Shelly Powers blogged about the state of technology education in a recent post. She said,
The tech industry is broken. This state isn't reflected just in the lack of women–it's programs like agile computing, which are trying to compensate for behavioral characteristics that we're finding out, now, cause more harm than good. Yet, the colleges gear their programs to people with these same behavioral characteristics. That's where we need to start. We need to completely change the curriculum of computer science in school. In fact, we need to eliminate computer science as a separate field.
I recently learned about two programs with a different approach. I don't know if Shelly would consider them progress, but they are a step away from the traditional way of doing.
An article in the San Francisco Bay Guardian about a program at Mills College in Oakland, California started my quest for information about programs for women in technology. The Mills College program, called New Horizons, is a reentry program that teaches computer programming to students with nontechnical backgrounds. Women make up roughly two-thirds of the participants in this graduate program. Mills is an undergraduate college for women with coed graduate programs. According to the article in the SFBG,
Introductory CS classes at most universities "act like weeder courses," scaring away all but the most confident students, [Mills computer science associate professor Ellen] Spertus says. Typically, up to half the students fail or drop out of introductory CS classes at other institutions. Spertus says this phenomenon hits women hardest because they may have less computer experience as well as less confidence...Spertus finds that many students going into her program suffer from low self-esteem — especially female students. She says they'll be earning A's in the program's classes but will be convinced they're not doing well and somehow "don't belong." Her teaching style, simultaneously rigorous and nurturing, helps change their opinion, she hopes.
As an aside, Ellen Spertus is a contributor at She's Such a Geek, a blog about science, technology and other nerdy stuff. A few resources found from She's Such a Geek include Women in Technology and Take Back the Tech.
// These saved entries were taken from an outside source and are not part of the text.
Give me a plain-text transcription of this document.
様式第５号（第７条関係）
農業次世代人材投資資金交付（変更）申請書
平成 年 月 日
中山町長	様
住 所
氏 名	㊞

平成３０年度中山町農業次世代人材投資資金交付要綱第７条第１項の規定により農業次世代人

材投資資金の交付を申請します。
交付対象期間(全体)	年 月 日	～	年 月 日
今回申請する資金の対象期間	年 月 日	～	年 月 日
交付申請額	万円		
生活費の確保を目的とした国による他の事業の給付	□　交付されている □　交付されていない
The second program I found, at the University of Colorado at Colorado Springs, offers a degree called a Bachelor of Innovation. It treats technology as a part of the process rather than as an end in itself. The BI program has components of technolgy, entrepreneurship, creative communication, and globalization. UCCS says,
A major component of the program is multi-disciplinary innovation teams working on real projects for real companies...The strong multi-disciplinary teaming nature of the BI program provides critical experience working across fields and across ages as well as a positive and diverse social network for the students to draw upon. It is expected to further enhance our efforts supporting and retaining minorities and women in engineering.
Other programs like this either don't exist or are very low profile. A web search doesn't yield much. Do you readers know of anything noteworthy that would be of interest to women looking for a different approach to technology education?
Comments
Timely update to studying IT industry + Women
in IT Center, MD
Thanks for posting this. Another strident group is the Women in IT Center at the Univ of Maryland. They're doing interesting work in training women IT leaders.
New media joyleader.
More info on Mills
I attended Mills and am quoted in the article you talk about. I just want to give another thumbs up for the program and encourage any woman interested in getting a degree in computing to really consider it.
You can check out http://ics.mills.edu/theses.html to see the kind of theses people produce. You'll see it is quality work and the topics are diverse and interesting. My thesis is at http://www.xicanista.net/insisterhood/.
Bloggers understand the power of technology, Mills gives you a chance to explore the possibilities and make it your own.